There was much discussion in the early stages of forming this booklet as to whether the text should be accompanied by pictorial representations either in cartoon form or diagrams.  We felt that for the pilot study we would have a blank page following each topic, allowing youngsters to develop any thoughts they might have about diagrams, cartoons or other pictures which might push home any definite messages to them.

We are now in a position to revisit the pupils with the repeat knowledge of health questionnaire and also a questionnaire that we are using to evaluate the booklet.  There has been an enormous amount of interest in the booklet on the young peoples behalf, and they have come up to me with individual comments and this is just one example of something a group of six youngsters initiated themselves, they gave me a series of papers about what they thought of each stage of the booklet.

At present I can only give very preliminary results on the evaluation of the booklet.  But these results do indicate that our early concerns about whether the children would use the booklet, and whether they would understand them, were probably wrong.

In this pilot study of 155 young people aged 13 to 16, the results to a question as to whether they felt the booklets were helpful or not, indicated that 82% of the young people did feel that they were helpful.  And 72% of the young people indicated that they understood the advice within the booklet.  The category of ‘don’t know’ to the second question is interesting.  It became very evident when we went into the classes of the schools, that because we were serving pupils of very mixed ability, some of the young people had difficulty in understanding some very simple questions that were set, so that the answer ‘don’t know’ really contains a heterogeneous group of opinions, and I think we need to look into this in more detail.

136 of the young people that we asked felt that the booklet should contain pictures.  Interestingly 63% of them favoured photographs rather than cartoons, again perhaps suggesting that they want a more adult representation of the facts, rather than a less adult one.  

Currently in this pilot stage, the booklet has been introduced into schools with no re-enforcement.  We believe that this positive response rate would be increased if the booklet was referred to in personal health and education sessions and in other health related contact points.  Including sessions that the police hold in relation to drug abuse and accident prevention. 

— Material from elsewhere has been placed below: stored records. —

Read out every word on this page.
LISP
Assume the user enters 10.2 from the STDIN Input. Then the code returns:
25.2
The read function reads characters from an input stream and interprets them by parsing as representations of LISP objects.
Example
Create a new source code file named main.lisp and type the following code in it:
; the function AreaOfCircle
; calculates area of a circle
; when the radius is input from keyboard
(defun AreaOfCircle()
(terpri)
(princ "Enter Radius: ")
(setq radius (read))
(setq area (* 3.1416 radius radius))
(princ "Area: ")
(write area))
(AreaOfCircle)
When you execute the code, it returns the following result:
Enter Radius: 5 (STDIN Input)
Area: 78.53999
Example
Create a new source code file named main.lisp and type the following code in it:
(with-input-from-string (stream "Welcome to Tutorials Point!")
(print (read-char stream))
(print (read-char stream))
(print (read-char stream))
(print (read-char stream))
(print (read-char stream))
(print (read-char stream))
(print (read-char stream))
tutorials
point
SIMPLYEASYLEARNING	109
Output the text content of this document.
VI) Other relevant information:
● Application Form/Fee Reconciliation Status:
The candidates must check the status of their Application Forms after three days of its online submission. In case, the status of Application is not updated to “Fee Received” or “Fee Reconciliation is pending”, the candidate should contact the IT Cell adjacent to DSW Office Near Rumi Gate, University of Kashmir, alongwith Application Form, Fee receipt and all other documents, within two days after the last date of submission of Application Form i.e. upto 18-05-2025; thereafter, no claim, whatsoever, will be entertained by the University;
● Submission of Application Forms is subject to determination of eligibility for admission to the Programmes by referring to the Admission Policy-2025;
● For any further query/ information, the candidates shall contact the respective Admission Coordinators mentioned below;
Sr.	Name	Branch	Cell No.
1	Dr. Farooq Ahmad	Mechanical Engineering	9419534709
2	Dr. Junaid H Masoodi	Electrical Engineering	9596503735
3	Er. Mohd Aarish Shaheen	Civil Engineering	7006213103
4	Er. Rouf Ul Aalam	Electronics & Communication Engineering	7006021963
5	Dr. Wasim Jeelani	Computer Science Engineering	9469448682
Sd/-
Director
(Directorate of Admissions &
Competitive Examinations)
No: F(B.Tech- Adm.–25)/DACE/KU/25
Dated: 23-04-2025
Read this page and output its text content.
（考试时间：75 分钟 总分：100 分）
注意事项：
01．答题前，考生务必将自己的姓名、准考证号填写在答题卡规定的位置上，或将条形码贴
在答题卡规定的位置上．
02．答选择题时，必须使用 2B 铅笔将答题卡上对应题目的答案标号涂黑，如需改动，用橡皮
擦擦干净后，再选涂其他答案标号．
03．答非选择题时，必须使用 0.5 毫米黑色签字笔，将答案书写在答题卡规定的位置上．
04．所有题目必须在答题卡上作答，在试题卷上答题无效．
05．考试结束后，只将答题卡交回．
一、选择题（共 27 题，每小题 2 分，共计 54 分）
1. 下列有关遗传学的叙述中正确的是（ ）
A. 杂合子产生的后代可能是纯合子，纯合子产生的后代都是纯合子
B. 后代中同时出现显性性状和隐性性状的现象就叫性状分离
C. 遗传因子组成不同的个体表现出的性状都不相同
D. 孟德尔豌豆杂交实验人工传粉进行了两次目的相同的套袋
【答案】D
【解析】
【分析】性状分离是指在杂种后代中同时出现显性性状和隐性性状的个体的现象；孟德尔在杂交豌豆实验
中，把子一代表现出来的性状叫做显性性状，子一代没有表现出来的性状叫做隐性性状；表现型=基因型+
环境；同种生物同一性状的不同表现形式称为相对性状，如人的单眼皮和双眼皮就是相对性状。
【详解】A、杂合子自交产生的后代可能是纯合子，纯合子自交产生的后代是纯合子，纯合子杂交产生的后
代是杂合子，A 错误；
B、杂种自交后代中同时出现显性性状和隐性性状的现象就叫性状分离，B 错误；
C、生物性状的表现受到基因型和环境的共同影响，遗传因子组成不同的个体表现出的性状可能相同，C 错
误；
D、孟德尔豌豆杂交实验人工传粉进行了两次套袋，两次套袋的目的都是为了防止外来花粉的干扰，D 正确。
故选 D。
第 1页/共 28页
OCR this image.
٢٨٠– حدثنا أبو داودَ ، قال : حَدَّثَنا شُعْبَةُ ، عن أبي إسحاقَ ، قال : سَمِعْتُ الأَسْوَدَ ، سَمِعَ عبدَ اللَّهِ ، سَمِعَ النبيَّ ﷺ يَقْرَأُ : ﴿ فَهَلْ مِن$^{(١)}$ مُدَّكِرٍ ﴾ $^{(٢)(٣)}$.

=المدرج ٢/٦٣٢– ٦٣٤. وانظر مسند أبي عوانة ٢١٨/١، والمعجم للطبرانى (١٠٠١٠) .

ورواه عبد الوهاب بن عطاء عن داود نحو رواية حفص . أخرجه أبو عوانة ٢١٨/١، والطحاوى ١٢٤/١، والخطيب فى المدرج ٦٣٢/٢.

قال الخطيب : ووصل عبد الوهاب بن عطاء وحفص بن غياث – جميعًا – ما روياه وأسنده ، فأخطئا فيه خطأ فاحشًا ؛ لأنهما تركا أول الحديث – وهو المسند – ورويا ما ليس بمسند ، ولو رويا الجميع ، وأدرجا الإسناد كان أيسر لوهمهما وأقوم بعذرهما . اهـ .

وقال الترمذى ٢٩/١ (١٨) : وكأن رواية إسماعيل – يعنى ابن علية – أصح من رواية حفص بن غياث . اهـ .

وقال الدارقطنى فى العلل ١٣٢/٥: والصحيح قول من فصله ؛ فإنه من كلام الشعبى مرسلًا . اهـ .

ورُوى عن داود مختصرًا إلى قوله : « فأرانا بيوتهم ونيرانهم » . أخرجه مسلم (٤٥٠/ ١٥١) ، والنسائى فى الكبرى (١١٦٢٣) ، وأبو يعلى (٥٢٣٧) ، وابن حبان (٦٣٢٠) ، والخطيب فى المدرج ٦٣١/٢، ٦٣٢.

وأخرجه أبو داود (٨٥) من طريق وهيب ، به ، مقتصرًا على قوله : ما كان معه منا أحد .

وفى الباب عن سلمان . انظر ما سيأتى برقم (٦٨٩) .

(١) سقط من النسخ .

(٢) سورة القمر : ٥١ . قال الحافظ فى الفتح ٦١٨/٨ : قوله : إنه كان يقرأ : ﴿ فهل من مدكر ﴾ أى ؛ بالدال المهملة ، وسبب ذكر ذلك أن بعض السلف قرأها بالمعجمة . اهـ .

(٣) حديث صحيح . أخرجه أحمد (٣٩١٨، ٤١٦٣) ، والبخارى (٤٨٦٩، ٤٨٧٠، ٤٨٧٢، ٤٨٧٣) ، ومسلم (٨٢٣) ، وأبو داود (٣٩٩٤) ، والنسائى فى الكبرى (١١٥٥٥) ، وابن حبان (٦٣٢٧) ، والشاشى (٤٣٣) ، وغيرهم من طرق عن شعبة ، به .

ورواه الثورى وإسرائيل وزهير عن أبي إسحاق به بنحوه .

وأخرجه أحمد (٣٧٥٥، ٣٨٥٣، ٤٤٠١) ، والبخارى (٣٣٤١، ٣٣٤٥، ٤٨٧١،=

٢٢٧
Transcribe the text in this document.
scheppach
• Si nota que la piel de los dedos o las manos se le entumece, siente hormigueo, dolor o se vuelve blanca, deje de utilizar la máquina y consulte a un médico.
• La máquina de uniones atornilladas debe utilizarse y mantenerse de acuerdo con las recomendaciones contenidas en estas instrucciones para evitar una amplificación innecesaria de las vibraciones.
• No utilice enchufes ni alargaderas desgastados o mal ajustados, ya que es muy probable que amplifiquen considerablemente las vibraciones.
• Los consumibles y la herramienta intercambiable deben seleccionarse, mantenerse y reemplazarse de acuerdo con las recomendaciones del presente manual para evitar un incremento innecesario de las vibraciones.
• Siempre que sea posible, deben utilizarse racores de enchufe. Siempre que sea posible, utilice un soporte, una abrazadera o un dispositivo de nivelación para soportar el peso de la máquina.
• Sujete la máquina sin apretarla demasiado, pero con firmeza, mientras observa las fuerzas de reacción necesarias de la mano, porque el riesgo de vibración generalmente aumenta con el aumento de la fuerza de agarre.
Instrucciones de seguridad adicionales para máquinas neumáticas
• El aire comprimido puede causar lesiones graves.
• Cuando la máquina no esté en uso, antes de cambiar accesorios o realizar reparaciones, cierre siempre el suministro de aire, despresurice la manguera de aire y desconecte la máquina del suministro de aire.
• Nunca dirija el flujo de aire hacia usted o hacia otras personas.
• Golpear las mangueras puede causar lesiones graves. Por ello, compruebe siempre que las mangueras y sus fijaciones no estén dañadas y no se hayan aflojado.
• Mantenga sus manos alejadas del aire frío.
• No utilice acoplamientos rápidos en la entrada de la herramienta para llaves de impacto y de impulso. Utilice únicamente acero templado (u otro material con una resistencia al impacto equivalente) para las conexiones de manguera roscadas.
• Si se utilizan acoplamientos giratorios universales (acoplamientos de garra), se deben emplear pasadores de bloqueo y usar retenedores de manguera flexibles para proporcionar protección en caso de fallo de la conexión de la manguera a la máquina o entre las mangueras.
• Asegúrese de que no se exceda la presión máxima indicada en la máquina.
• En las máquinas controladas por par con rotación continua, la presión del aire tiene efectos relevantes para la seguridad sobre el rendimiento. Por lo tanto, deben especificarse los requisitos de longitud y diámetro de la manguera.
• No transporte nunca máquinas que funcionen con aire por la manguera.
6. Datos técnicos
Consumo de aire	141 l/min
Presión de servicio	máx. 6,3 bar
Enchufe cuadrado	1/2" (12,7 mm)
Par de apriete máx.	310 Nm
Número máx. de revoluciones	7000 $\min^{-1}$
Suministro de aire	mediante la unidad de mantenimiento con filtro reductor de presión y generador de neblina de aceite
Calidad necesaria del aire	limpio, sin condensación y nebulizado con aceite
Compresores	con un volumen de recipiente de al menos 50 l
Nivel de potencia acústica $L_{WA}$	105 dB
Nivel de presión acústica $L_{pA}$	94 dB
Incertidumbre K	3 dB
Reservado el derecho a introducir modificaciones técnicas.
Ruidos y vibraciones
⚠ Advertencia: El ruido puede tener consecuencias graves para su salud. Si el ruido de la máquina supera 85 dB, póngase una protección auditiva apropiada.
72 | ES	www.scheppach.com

In terms of exploring the value of the booklet further, to young people themselves and to their health related behaviour, we do recognise that knowledge is only one fact in the equation and we are currently exploring other avenues in which we can use we can measure the impact of the booklet on young peoples use of services.  This will require co-operation of all the agencies involved with young people. 

In conclusion, as this booklet develops, we are keen to take on board the views of the young people themselves and to develop their ideas further, both through focus groups and through their participation in our working group.  Preliminary discussions with teachers and health education leaders have indicated that they would be very keen to use much of the information in the booklet in their sessions at school.  This would help to reaffirm key messages contained in the booklet and to remind the youngsters to use them when they need to.  We are also keen to explore other ways in which the booklet might be used, for instance in peer group teaching and in regular debate in schools and youth groups.  We hope that by adopting this collaborative approach, we will provide some improvement in health indices in our young adult population.